Wakacje biegną jak szalone – ale to nic, bo dzięki moim „czasowstrzymywaczom” ( o których pisałam pierwszego dnia wiosny TUTAJ ) mam poczucie naprawdę dobrze wykorzystanego czasu. Realizuję moje wiosenne postanowienie i wykorzystuję każdą wolną chwilę na wypady za miasto, za granicę, za miedzę… gdziekolwiek 🙂
Bo chodzi o to aby zmienić otoczenie, zatrzymać się w biegu, zresetować myśli i na chwilę zapomnieć o codziennych obowiązkach, Bez tworzenia przeszkód, że nie mamy kiedy, że nie mamy za co, że nie mamy jak i gdzie… Wydaje nam się, że tylko daleka i długa podróż może sprawić, że będziemy wakacyjnie spełnieni i że tylko wtedy możemy naprawdę odpocząć. Ale to nieprawda. Bo jeżeli nie potrafimy cieszyć się z małych rzeczy, to nie docenimy również tych dużych. Jeżeli nie potrafimy cieszyć się z krótkich chwil, to i miesiąc nie wystarczy nam na wartościowy odpoczynek. Jeżeli nie widzimy piękna tuż obok, to nie zobaczymy go ani na Mauritiusie, ani w Dubaju ani w Wenecji.

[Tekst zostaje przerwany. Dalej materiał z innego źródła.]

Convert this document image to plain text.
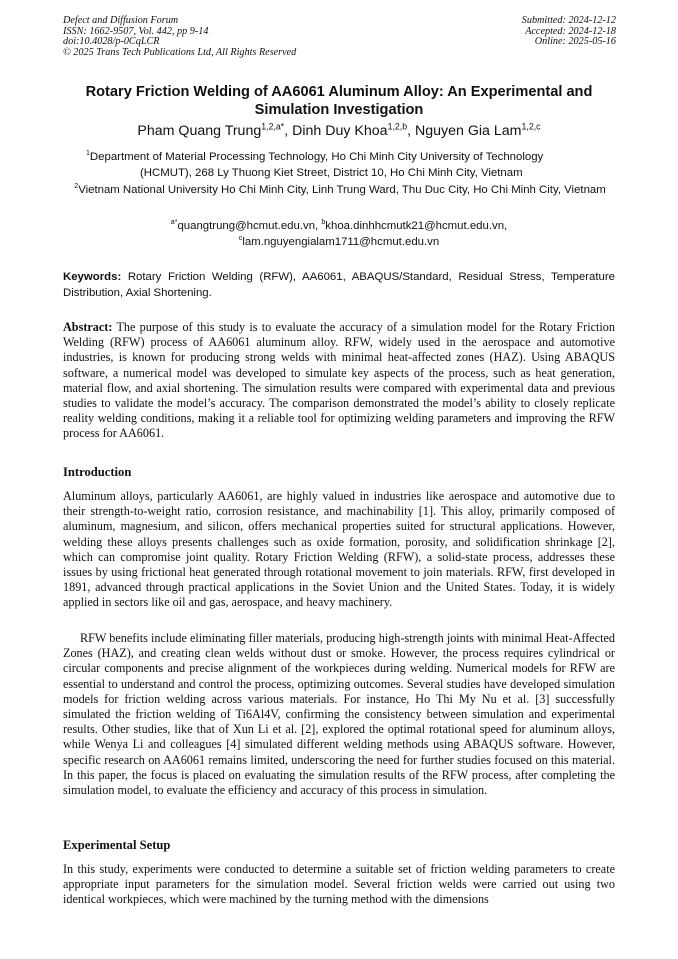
Defect and Diffusion Forum
ISSN: 1662-9507, Vol. 442, pp 9-14
doi:10.4028/p-0CqLCR
© 2025 Trans Tech Publications Ltd, All Rights Reserved
Submitted: 2024-12-12
Accepted: 2024-12-18
Online: 2025-05-16
Rotary Friction Welding of AA6061 Aluminum Alloy: An Experimental and Simulation Investigation
Pham Quang Trung$^{1,2,a*}$, Dinh Duy Khoa$^{1,2,b}$, Nguyen Gia Lam$^{1,2,c}$
$^1$Department of Material Processing Technology, Ho Chi Minh City University of Technology
(HCMUT), 268 Ly Thuong Kiet Street, District 10, Ho Chi Minh City, Vietnam
$^2$Vietnam National University Ho Chi Minh City, Linh Trung Ward, Thu Duc City, Ho Chi Minh City, Vietnam
$^{a*}$quangtrung@hcmut.edu.vn, $^b$khoa.dinhhcmutk21@hcmut.edu.vn,
$^c$lam.nguyengialam1711@hcmut.edu.vn
Keywords: Rotary Friction Welding (RFW), AA6061, ABAQUS/Standard, Residual Stress, Temperature Distribution, Axial Shortening.
Abstract: The purpose of this study is to evaluate the accuracy of a simulation model for the Rotary Friction Welding (RFW) process of AA6061 aluminum alloy. RFW, widely used in the aerospace and automotive industries, is known for producing strong welds with minimal heat-affected zones (HAZ). Using ABAQUS software, a numerical model was developed to simulate key aspects of the process, such as heat generation, material flow, and axial shortening. The simulation results were compared with experimental data and previous studies to validate the model’s accuracy. The comparison demonstrated the model’s ability to closely replicate reality welding conditions, making it a reliable tool for optimizing welding parameters and improving the RFW process for AA6061.
Introduction
Aluminum alloys, particularly AA6061, are highly valued in industries like aerospace and automotive due to their strength-to-weight ratio, corrosion resistance, and machinability [1]. This alloy, primarily composed of aluminum, magnesium, and silicon, offers mechanical properties suited for structural applications. However, welding these alloys presents challenges such as oxide formation, porosity, and solidification shrinkage [2], which can compromise joint quality. Rotary Friction Welding (RFW), a solid-state process, addresses these issues by using frictional heat generated through rotational movement to join materials. RFW, first developed in 1891, advanced through practical applications in the Soviet Union and the United States. Today, it is widely applied in sectors like oil and gas, aerospace, and heavy machinery.
RFW benefits include eliminating filler materials, producing high-strength joints with minimal Heat-Affected Zones (HAZ), and creating clean welds without dust or smoke. However, the process requires cylindrical or circular components and precise alignment of the workpieces during welding. Numerical models for RFW are essential to understand and control the process, optimizing outcomes. Several studies have developed simulation models for friction welding across various materials. For instance, Ho Thi My Nu et al. [3] successfully simulated the friction welding of Ti6Al4V, confirming the consistency between simulation and experimental results. Other studies, like that of Xun Li et al. [2], explored the optimal rotational speed for aluminum alloys, while Wenya Li and colleagues [4] simulated different welding methods using ABAQUS software. However, specific research on AA6061 remains limited, underscoring the need for further studies focused on this material. In this paper, the focus is placed on evaluating the simulation results of the RFW process, after completing the simulation model, to evaluate the efficiency and accuracy of this process in simulation.
Experimental Setup
In this study, experiments were conducted to determine a suitable set of friction welding parameters to create appropriate input parameters for the simulation model. Several friction welds were carried out using two identical workpieces, which were machined by the turning method with the dimensions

To wybór każdego z nas, czy zachwycimy się widokiem pól, szumem zbóż, zapachem siana. Czy będzie nam się chciało posłuchać co w trawie piszczy i czy powiemy że wiatr nas uczesał czy że potargał.
To my decydujemy ile piękna i dobrych chwil znajdzie się w naszym życiu.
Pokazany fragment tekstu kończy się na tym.